I think LC-MS would be more suitable for these compounds, but if you want to analyze them by GC-MS you should first hydrolyze (by acidic, alkaline or enzymatic hydrolysis) your material in order to obtain the corresponding saponigens. After that, go for silylation to enhance volatility of your compounds: add Pyridine-BSTFA-TMSCl (ratio 1:4:1) to a sample of your material in a test tube, add cap, put the silylated sample in an oven at 70 degrees Celsius for 30-45 min (shake the test tube after 10 minutes) for sufficient silylation, transfer into a vial and then run your analysis. The oven temperature could be 150 to 270 C at a rate of 10 C/min and then holding it at 270 C for 10 min. This is just a rough estimation, though. Several things can affect this (e.g., column length, column health, flow rate of carrier gas and so on). Good luck.

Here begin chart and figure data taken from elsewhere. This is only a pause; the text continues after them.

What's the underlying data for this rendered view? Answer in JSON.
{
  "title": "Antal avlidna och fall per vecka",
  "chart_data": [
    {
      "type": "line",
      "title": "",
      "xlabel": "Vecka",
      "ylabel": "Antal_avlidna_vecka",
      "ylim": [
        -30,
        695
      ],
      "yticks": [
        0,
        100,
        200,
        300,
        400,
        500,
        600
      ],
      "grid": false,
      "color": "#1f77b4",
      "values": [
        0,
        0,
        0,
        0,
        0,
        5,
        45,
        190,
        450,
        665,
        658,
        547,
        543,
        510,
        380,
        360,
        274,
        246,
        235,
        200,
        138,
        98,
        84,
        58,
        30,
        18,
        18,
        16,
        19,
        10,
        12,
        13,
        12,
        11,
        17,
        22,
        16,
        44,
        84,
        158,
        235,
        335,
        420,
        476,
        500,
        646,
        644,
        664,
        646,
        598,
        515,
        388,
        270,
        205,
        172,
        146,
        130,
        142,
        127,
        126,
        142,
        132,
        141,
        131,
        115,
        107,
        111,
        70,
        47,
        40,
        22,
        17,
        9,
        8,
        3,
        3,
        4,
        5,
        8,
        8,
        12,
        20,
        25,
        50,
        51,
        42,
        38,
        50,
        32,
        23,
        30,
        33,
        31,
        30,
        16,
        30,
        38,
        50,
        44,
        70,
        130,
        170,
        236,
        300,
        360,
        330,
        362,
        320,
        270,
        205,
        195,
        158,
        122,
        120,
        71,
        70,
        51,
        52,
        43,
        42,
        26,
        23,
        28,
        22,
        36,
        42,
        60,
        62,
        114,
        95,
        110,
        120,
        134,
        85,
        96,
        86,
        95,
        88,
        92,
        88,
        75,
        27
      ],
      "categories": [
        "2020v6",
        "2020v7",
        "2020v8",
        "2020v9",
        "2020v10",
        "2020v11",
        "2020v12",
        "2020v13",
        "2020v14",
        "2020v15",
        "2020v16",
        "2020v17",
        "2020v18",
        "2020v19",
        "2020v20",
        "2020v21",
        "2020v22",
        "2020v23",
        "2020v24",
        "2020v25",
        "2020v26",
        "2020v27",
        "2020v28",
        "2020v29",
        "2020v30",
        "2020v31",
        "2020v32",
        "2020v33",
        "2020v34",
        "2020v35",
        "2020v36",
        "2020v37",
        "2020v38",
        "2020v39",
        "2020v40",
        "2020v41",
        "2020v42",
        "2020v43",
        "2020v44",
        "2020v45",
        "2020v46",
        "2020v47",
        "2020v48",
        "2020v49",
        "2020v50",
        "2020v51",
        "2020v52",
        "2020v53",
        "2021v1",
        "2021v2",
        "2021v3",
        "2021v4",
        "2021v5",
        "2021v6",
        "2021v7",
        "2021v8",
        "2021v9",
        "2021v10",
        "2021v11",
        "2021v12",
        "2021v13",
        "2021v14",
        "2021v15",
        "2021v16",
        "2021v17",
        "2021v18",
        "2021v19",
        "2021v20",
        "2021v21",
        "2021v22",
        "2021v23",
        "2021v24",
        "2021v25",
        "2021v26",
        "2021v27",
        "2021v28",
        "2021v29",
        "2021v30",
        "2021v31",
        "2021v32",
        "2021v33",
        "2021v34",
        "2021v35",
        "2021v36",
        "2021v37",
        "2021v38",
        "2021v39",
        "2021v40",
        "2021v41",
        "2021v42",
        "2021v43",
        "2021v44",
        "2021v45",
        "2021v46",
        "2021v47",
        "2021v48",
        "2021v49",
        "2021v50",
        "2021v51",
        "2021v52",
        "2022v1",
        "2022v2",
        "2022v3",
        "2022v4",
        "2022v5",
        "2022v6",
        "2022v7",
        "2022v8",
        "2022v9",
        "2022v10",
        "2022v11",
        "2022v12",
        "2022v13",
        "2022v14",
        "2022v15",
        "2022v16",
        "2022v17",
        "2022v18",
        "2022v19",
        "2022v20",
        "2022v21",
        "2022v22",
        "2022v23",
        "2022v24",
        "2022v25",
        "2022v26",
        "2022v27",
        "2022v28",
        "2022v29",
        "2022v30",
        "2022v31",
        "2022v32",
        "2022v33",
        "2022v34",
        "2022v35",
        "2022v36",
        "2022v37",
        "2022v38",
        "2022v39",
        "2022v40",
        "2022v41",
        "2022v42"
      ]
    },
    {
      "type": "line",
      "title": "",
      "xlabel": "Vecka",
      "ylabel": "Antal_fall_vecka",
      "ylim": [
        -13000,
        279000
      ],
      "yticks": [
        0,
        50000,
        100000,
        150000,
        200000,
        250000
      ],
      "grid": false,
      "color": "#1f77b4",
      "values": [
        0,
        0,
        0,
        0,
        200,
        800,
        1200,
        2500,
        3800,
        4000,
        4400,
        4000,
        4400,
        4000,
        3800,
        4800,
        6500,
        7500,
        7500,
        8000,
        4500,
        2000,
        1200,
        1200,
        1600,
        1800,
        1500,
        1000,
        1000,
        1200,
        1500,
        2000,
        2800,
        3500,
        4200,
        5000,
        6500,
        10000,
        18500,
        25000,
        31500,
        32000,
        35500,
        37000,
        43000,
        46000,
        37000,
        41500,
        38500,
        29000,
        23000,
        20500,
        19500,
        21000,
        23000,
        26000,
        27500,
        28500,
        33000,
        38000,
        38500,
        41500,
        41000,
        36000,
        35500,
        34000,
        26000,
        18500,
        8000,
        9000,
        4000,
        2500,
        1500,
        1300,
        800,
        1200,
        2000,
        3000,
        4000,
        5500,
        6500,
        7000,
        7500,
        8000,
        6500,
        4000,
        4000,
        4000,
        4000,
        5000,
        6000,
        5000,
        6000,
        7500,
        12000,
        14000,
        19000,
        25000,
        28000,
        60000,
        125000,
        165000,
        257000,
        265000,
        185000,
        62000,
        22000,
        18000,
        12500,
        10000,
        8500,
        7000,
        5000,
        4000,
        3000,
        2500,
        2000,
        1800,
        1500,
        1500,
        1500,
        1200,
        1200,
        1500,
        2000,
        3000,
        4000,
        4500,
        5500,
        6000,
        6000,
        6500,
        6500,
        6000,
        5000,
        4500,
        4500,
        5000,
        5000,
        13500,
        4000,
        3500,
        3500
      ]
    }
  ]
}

I forgot to reply to the question in the title. In my opinion, GC-MS alone isn't enough for characterization. NMR on pure, isolated&individual saponins accompanied with LC/GC-MS would be the best characterization "tool".
Yes, HCl would be fine. BF3 in MeOH I haven't used since we mainly use trimethylsilyl groups as derivatization, but I know it is widely used for methylation of fatty acids (even if there is a risk of cis-trans isomerization of double bonds in conjugated fatty acids!). But if you have carboxylic functions in your molecules, why not.